Alors je me prépare à les rendre inoubliables, parce que ces moments, je les imagine déjà, je les désire, et je veux qu’ils soient à la hauteur de l’amour que j’éprouve pour elle.

Et finalement, quel homme serais-je dans la relation, si un jour nous vivions ensemble ?

Je cultiverai le romantisme au quotidien, en lui offrant des cadeaux, ou en l’invitant à des rendez-vous galants. Ces moments permettent de s’offrir mutuellement une attention exclusive, ce qui ne peut être permanent. Les provoquer plutôt que de les attendre, c’est s’assurer qu’ils existeront.

Je serai à l’écoute, même des demandes ou des plaintes les plus subtiles, je cuisinerai pour elle, je lui préparerai des petits déjeuners avec des croissants tout frais et je multiplierai ces gestes simples mais chargés d’amour. Car, pour moi, ce sont ces attentions du quotidien et l’écoute des besoins de l’autre, bien plus que les grands gestes occasionnels, qui prouvent un attachement véritable.

Je communiquerai mes émotions sans réserve, sans rien cacher, pour bâtir une confiance mutuelle.

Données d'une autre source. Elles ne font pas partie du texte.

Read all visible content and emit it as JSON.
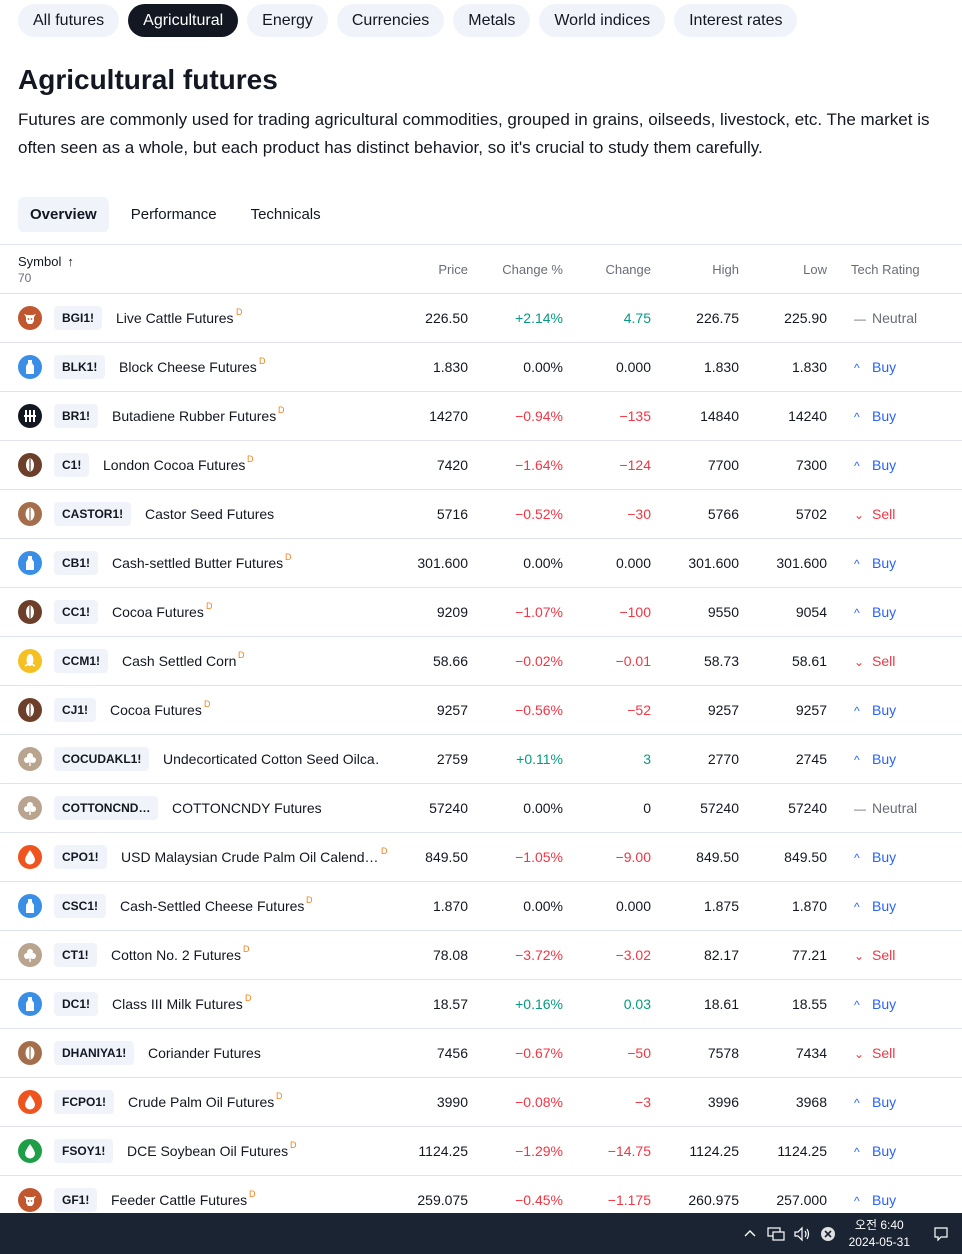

On a souvent du mal à se comprendre soi-même, alors comment comprendre l’autre s’il n’ose pas s’ouvrir à nous ?

C’est ainsi que naît l’alchimie : avoir à mes côtés quelqu’un en qui j’ai une confiance absolue, quelqu’un avec qui je peux être moi-même, sans masque ni mensonge. Une personne qui, par sa bienveillance, m’aide à remettre en question certaines de mes idées ou de mes comportements, non pour me juger, mais pour me faire grandir. Bien sûr, cela n’arrive pas du jour au lendemain et se construit sur la durée, petit à petit.

C’est en effet véritablement aimer quelqu’un que de prendre le risque de le blesser et de l’affecter pour son bien. Montaigne

Je suis prêt à sacrifier beaucoup pour elle. Mais ce n’est rien en comparaison de ce qu’elle m’apporte. Un sacrifice n’en est plus un lorsque ce qu’on y gagne dépasse de loin ce qu’on y perd.

Ces sacrifices, je les ferai sans hésiter. Car ils ne seront que le prix de ce qui n’a pas de prix.